Mais globalement, le niveau de l’arbitrage a été bon durant la compétition. Il faut s’en féliciter car ce sont des acteurs importants dans la qualité des tournois. Issa Sy (Sénégal), Jean-Jacques Ndala (RD Congo).
Par contre, Pierre Ghislain Atcho (Gabon), l’arbitre de l’opposition entre la Côte d’Ivoire et le Sénégal, a énormément déçu. Mais heureusement ces erreurs ne remettent pas en cause le niveau global de l’arbitrage africain pendant cette Can.
Par rapport à l’organisation, la Côte d’Ivoire a-t-elle réussi son pari ?
Je réponds par l’affirmative. Les gradins, clairsemés dans certains matchs du premier tour, ont été généralement bien garnis dans la phase à élimination directe. Les terrains d’entraînement mis à la disposition des 24 nations qualifiées et les pelouses de la compétition étaient de qualité.

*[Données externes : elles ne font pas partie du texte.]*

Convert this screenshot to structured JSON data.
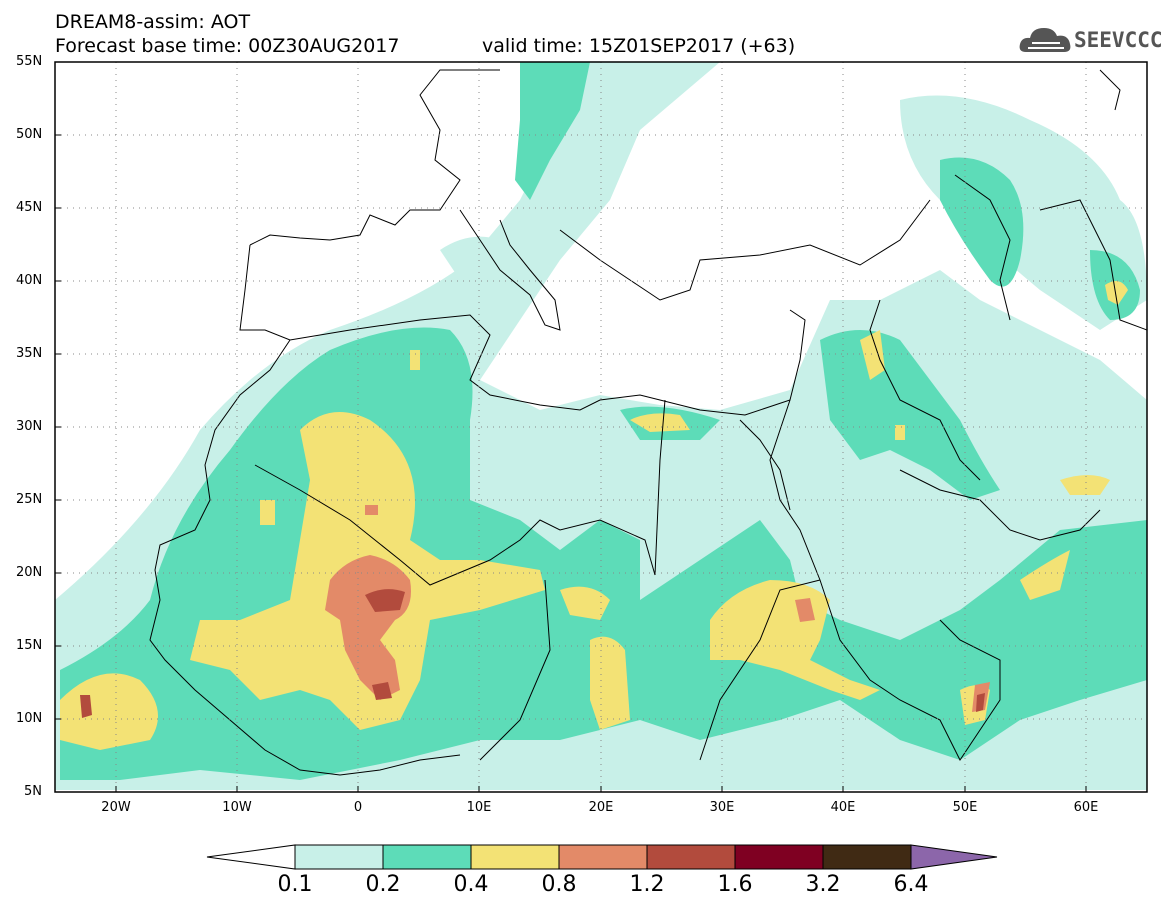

Cela a favorisé le spectacle dans le rectangle. Ainsi, de nombreux buts ont été marqués. 118 au total. C’est un record depuis que la Can est passée en 2019 de 16 à 24 équipes. Les Ivoiriens ont répondu présents même lors des matchs où leur équipe n’était pas sur le pré.
Sur une échelle de 10, j’attribue la note de 8 à la Côte d’Ivoire malgré les couacs dans la vente des billets d’entrée au stade surtout en début de compétition. Le pays hôte, sans être la principale responsable de cette situation, a ensuite rectifié le tir. Tout un pays s’est mobilisé. Un bon accueil a été réservé aux différentes délégations. Il n’y a pas eu d’incidents avec les supporters étrangers. Bref, c’était la Can de l’hospitalité.